During my interactions with founders, I’ve discovered patterns based on which early-stage startups succeed and fail.
Here are 5 patterns that stand out:
1. Founders focus too much on investors and fundraising instead of customers and the product.
Why? The media covers and celebrates startups raising big rounds of funding, but this is usually a distraction for early-stage teams. You should focus on launching a great product and getting users onboard first. Customers are the best source of funding because they help you improve your product and don’t take away equity from your company.
Raising seed funding for a startup typically takes 3-9 months, and it’s basically a full-time job. You’ll be pulled away from your business as you meet with investors, review legal documents, send cold emails, and improve your pitch deck. Even if an investor does say yes, you give away a very large amount of equity because you’re so early - usually upwards of 25%. Instead of fundraising, make sure you’re building the right product and start getting revenue from customers.
2. Teams that succeed often pivot at least once. Those who never consider a pivot usually fail.
Why? The best teams constantly run experiments and gain new evidence that disproves early assumptions. Founders who stick to a linear path based on a rigid “business plan” don’t consider unknown unknowns and incorrect assumptions. A startup should be running quick experiments to find a scalable and repeatable business model.
You should explicitly make a list of the assumptions necessary for your business to succeed and start testing them. Startups are primarily a mechanism to iterate and learn more about customers, the problem they experience and how you can help. It typically takes a startup a couple years to find product-market fit and another few years to start getting significant traction. Listen to your customers and consider pivoting when you notice an opportunity.
3. Successful founders usually are scratching their own itch.

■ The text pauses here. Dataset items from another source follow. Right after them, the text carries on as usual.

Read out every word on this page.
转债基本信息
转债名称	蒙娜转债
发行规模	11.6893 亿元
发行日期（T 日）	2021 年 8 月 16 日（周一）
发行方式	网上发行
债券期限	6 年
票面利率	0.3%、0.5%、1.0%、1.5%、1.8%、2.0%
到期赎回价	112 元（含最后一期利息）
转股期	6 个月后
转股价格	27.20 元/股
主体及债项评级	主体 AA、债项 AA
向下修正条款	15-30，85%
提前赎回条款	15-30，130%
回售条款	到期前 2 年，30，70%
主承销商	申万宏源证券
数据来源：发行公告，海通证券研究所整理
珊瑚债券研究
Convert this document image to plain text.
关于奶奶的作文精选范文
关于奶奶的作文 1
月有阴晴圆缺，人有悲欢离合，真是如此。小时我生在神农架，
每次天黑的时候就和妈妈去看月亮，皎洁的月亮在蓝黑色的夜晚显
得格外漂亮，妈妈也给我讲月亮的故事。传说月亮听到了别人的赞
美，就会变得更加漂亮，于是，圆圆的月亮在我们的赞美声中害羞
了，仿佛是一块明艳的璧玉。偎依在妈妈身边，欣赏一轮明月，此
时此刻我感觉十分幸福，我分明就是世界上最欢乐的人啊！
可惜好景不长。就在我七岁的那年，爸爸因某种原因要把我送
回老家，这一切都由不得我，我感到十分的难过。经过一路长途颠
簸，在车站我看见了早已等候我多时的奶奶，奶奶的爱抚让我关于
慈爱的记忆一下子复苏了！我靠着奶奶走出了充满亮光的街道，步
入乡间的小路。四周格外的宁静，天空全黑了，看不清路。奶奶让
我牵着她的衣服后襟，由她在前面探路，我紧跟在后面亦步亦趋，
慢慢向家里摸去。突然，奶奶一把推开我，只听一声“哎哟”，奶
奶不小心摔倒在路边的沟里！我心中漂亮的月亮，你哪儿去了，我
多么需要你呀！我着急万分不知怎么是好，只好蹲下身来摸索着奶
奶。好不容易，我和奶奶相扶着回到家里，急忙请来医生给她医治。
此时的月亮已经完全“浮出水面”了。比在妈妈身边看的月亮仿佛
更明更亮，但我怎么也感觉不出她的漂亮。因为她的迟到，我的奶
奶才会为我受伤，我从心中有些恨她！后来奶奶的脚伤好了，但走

Why? Many founders are already their own customer and have a deep understanding of the problem and industry. This is a huge advantage because understanding your customer and the problem they experience is critical to building the right product. If you aren’t your own customer (and even if you are), you will need hundreds of customer interviews to begin to truly understand them.
Most humans make decisions emotionally and back them up logically. It’s the reason why companies pour millions into building strong brands that influence our purchasing behavior. You must understand the deep emotional and psychological impacts of a problem, and it’s very difficult to have this level of empathy without personally experiencing it. It can be done, but founders who currently or previously lived through the problem they solve have a big advantage.
4. Teams that haven’t found product-market fit within 24 months rarely find it without pivoting.
Why? The market always wins, so listen to your customers and find the real problem. It’s unlikely that you’ll nail solving the right problem with the right product for the right customers on your first product launch. If you observe and listen to customers carefully, odds are you’ll discover something unexpected that leads you to pivot to a successful product, customer, or business model.
One important lesson to remember: it’s not what you know – it’s what you notice. The best founders have discovered a “secret truth” about how humans behave in relation to a problem they experience. The best products attack this problem head on. If the timing is right, your product will start gaining traction in a couple years. If you’re not seeing progress, don’t be afraid to abandon a bad idea and pivot to something different.
5. Successful founders are more passionate about the problem they solve than their own product.
Why? Brand new products rarely succeed right away, and it can take months or years of experiments and iterating before things finally click. You must have enough passion to help you persist through all the failures. If you aren’t obsessively passionate about the problem, you’ll probably give up too early when things get hard.
Additionally, there are many different ways to solve a problem customers experience. Obsessing over your own product will limit your focus to only one possible solution when there could be better alternatives. Becoming obsessed with your customers and how you help them solve a problem is a much more fulfilling route that leads to better products. It’s easy to become emotionally attached to something you’ve built, but this can cause you to lose sight of the bigger picture and strategy behind your business.
Keep these patterns in mind to make sure you’re focusing on what matters most while building your startup and product.